È stato Andrea Fedrizzi, responsabile marketing di Melinda, a controbattere dalla platea ai vertici del Pastificio Rana. “Oggi porto a casa stimoli e conferme – ha dichiarato – bisogna ispirarsi a quello che fa bene l’industria, consapevoli però dei limiti che abbiamo. Siamo convinti che il consumatore sia disposto a pagare di più per un prodotto di alta qualità, ma oggi la tecnologia e la natura non ci permettono ancora di garantire al 100% la qualità del prodotto. È lo scalino che distingue ancora l’ortofrutta dal prodotto industriale. Poi dobbiamo fare tutti un mea culpa: il settore comunica poco e male. La percentuale destinata a marketing e comunicazione nell’industria – ha concluso Fedrizzi – è molto più alta rispetto a quella del settore ortofrutta”.
Ma in ortofrutta ci sono i “capitani di categoria”?

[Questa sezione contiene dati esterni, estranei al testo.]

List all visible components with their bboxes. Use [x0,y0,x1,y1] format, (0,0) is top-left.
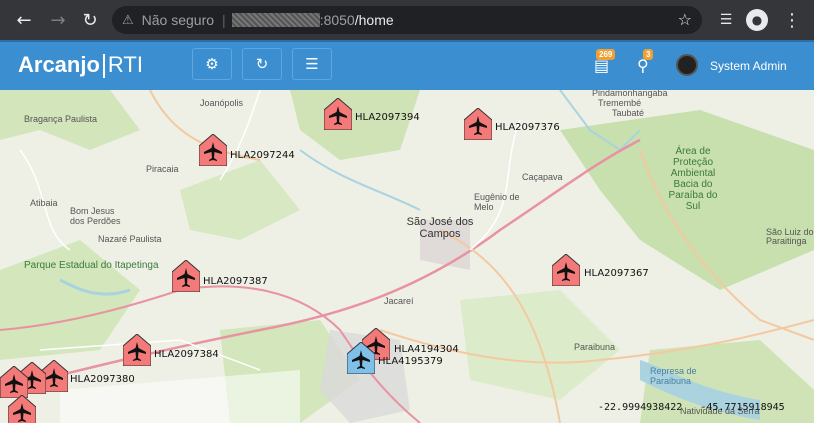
media-control-icon[interactable]: ☰ [714,8,738,32]
place-label: Eugênio de Melo [474,192,520,212]
place-label: São José dos Campos [406,216,474,240]
list-icon: ☰ [305,55,319,73]
coordinates-readout: -22.9994938422 -45.7715918945 [598,402,785,413]
warning-icon: ⚠ [122,12,134,28]
avatar[interactable] [676,54,698,76]
brand-divider [102,54,105,79]
latitude-value: -22.9994938422 [598,402,683,413]
cogs-icon: ⚙ [205,55,219,73]
place-label: Bom Jesus dos Perdões [70,206,121,226]
place-label: Joanópolis [200,98,244,108]
incognito-icon[interactable]: ● [746,9,768,31]
place-label: Bragança Paulista [24,114,98,124]
place-label: Parque Estadual do Itapetinga [24,260,159,271]
place-label: Nazaré Paulista [98,234,162,244]
cogs-button[interactable]: ⚙ [192,48,232,80]
aircraft-label: HLA4195379 [378,356,443,367]
aircraft-marker[interactable] [464,108,492,140]
back-arrow-icon[interactable]: ← [12,8,36,32]
star-icon[interactable]: ☆ [678,10,692,29]
aircraft-marker[interactable] [347,342,375,374]
longitude-value: -45.7715918945 [700,402,785,413]
vehicle-count-badge: 269 [596,49,616,60]
refresh-button[interactable]: ↻ [242,48,282,80]
aircraft-marker-cluster[interactable] [8,395,36,423]
aircraft-label: HLA2097376 [495,122,560,133]
aircraft-marker[interactable] [123,334,151,366]
place-label: Atibaia [30,198,58,208]
list-button[interactable]: ☰ [292,48,332,80]
reload-icon[interactable]: ↻ [78,8,102,32]
aircraft-marker[interactable] [199,134,227,166]
place-label: Paraibuna [574,342,616,352]
address-separator: | [222,12,226,28]
aircraft-marker[interactable] [552,254,580,286]
place-label: Taubaté [612,108,645,118]
place-label: São Luiz do Paraitinga [766,227,814,246]
aircraft-label: HLA2097244 [230,150,295,161]
aircraft-label: HLA4194304 [394,344,459,355]
brand-logo[interactable]: Arcanjo RTI [18,52,143,79]
alert-count-badge: 3 [643,49,654,60]
place-label: Caçapava [522,172,563,182]
place-label: Tremembé [598,98,642,108]
address-bar[interactable]: ⚠ Não seguro | :8050 /home ☆ [112,6,702,34]
aircraft-label: HLA2097384 [154,349,219,360]
brand-bold: Arcanjo [18,52,100,77]
place-label: Jacareí [384,296,414,306]
url-port: :8050 [319,12,355,28]
map-canvas[interactable]: Bragança Paulista Joanópolis Piracaia At… [0,90,814,423]
place-label: Área de Proteção Ambiental Bacia do Para… [668,146,718,212]
browser-toolbar: ← → ↻ ⚠ Não seguro | :8050 /home ☆ ☰ ● ⋮ [0,0,814,40]
aircraft-label: HLA2097367 [584,268,649,279]
aircraft-label: HLA2097380 [70,374,135,385]
app-header: Arcanjo RTI ⚙ ↻ ☰ ▤ 269 ⚲ 3 System Admin [0,40,814,90]
aircraft-label: HLA2097387 [203,276,268,287]
place-label: Pindamonhangaba [592,90,668,98]
place-label: Represa de Paraibuna [650,366,697,386]
place-label: Piracaia [146,164,179,174]
security-label: Não seguro [141,12,215,28]
aircraft-label: HLA2097394 [355,112,420,123]
forward-arrow-icon[interactable]: → [46,8,70,32]
aircraft-marker[interactable] [172,260,200,292]
aircraft-marker[interactable] [324,98,352,130]
brand-light: RTI [107,52,143,77]
redacted-host [231,13,320,27]
refresh-icon: ↻ [255,55,269,73]
aircraft-marker-cluster[interactable] [0,366,28,398]
user-name[interactable]: System Admin [710,59,787,73]
kebab-menu-icon[interactable]: ⋮ [780,8,804,32]
url-path: /home [354,12,394,28]
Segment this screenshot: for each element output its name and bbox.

Giovanni Rana Jr ha parlato a più riprese di “capitani di categoria”, un termine che è piaciuto molto alla platea, perché va oltre l’essere leader. Ma quali sono i capitani di categoria in ortofrutta? Quali sono le marche riconosciute dal consumatore finale, quelle di cui la Gdo non può fare a meno? Ecco su questo aspetto c’è ancora molto da fare. Perché se Rana nelle trattative con la Gdo può sostanzialmente “sfidare” il buyer e imporre lei i prezzi, lo stesso non si può dire per le aziende dell’ortofrutta, che devono piuttosto subire i prezzi imposti dai buyer. E qui non si salva nessuno, se la stessa Melinda, come ha raccontato Andrea Fedrizzi, perse un cliente importante per molti anni per aver provato ad alzare il livello della trattiva.
Buyer che non va considerato come un nemico ma come un amico, essendo una parte dello stesso ingranaggio che porta al consumatore finale. Un partner come spesso viene definito. Ed è questa la forza e l’ambizione del nuovo corso di Spettacoli alla Frutta: fare rete e sinergia per trovare soluzioni concrete per ingaggiare e stimolare il consumatore finale, perché insieme si possono fare cose che da soli sarebbero impensabili. E alcune prime ipotesi sono emerse dai gruppi di lavoro del simposio di Mantova, ipotesi che potranno essere affinate e scaricate a terra in vista del secondo simposio, che si svolgerà a novembre da Melinda in Val di Non, dove è in corso di completamento il nuovo Mondo Melinda con la prima funivia delle mele al mondo. Quale migliore fonte di ispirazione?